There was no answer he could give. Robert was his brother, and he loved him. But they had never understood each other, had never walked in the same set of boots.
“You have your daughter,” he said finally. “Give her a chance, Robert. I’ve only been home three days, but I can see that you aren’t letting Graciela be part of your life. She deserves better.”

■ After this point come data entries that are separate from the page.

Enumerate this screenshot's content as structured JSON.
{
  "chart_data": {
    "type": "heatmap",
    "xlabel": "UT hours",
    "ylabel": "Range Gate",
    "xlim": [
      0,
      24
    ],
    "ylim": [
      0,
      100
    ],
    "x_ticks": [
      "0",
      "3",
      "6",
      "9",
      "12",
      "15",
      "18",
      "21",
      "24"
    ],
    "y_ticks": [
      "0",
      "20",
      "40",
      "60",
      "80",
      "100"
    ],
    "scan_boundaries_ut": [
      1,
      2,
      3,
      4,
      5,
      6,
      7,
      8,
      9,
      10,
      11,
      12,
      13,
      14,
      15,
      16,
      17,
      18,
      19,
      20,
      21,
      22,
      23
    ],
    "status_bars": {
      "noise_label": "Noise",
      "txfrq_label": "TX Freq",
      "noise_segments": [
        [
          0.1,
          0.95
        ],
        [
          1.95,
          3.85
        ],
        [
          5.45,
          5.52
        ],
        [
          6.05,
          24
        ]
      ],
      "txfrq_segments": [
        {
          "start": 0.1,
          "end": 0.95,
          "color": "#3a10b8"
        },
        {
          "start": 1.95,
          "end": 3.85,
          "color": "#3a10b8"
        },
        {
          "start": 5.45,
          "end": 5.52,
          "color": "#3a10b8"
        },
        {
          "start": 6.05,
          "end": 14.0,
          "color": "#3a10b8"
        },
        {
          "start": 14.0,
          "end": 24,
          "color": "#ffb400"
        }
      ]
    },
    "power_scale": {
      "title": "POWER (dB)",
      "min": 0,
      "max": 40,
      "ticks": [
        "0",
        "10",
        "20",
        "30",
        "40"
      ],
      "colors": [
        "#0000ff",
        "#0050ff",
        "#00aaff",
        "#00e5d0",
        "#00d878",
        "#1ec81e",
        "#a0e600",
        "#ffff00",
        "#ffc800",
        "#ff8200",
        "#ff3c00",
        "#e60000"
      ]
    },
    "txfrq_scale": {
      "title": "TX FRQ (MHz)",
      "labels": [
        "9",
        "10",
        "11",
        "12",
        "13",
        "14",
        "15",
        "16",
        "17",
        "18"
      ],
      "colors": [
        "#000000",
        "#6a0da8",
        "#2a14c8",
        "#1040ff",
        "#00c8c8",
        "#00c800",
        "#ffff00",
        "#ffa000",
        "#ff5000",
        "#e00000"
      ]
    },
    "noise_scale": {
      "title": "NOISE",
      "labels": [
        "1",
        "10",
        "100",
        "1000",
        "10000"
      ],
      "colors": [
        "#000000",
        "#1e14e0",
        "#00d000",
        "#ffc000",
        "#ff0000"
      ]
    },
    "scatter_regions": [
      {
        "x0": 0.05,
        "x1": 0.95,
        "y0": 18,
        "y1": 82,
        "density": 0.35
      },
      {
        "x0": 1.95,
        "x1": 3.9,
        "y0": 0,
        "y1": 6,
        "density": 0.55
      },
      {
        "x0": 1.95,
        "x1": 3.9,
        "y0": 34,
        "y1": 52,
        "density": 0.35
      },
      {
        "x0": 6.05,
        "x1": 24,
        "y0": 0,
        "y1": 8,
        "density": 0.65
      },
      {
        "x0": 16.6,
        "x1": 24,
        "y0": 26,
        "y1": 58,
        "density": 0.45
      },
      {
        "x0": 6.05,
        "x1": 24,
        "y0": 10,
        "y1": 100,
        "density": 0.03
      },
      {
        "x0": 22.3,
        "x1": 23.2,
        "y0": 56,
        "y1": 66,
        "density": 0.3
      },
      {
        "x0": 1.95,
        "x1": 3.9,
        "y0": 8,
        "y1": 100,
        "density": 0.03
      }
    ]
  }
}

“Yes. She does,” he said, his gaze fixed on Jenny and Graciela. “I’ve done a lot of thinking in the last few days. I’ve concluded that one of the things I can do to atone for the mistakes I’ve made is give my daughter a loving family and the happiness she deserves.” He exhaled slowly, watching a curl of cigar smoke drift toward the pasture. “I’m leaving, Ty. I’m going to Mexico to say good-bye to my wife. Afterward, I think I’ll go to South America. Maybe I’ll end up in Mexico City, who knows?” He shrugged. “All I can say for sure is that I’m never coming back here.”
“And Graciela?” Ty asked sharply.
“It won’t surprise you when I ask you once again to take on my responsibilities and make them your own.”
For a moment Ty didn’t speak. He could guess what was coming, and sadly, Robert was right. It didn’t surprise him.
“The ranch should always have been yours. Now it will be. As for my daughter… you and Jenny can give her a real home. I can’t. Every time I look at her, I see Marguarita and my failure as a husband, as a father, as a man. That’s not fair to her, and it’s not something I can live with. Will you do these last things for me? If Jenny agrees, will the two of you take the ranch and my daughter and make them your own?”
“You know the answer.” He didn’t have to discuss it with Jenny. He knew how she felt.
“You found something in Mexico that changed you,” Robert said, studying Ty’s face. “Maybe I’ll find something there, too.”
Ty smoked in silence, watching Jenny across the yard, and remembering the weeks of healing in the Mexican village on the edge of the desert. By then he was a changed man, but he hadn’t yet examined those changes. With time to think, he’d realized that Mexico had birthed his father’s prejudices but had buried his own. He owed his life to the good people in that desert village. Without their kindness and generosity, without their compassion for a stranger, he would be dead. Mexico had given him his life. Mexico had given him Jenny and Graciela.
“What will you tell Graciela?”
“That I’m going away for a long time. When you judge the moment is right, tell her that I’m dead. It’s better that way.”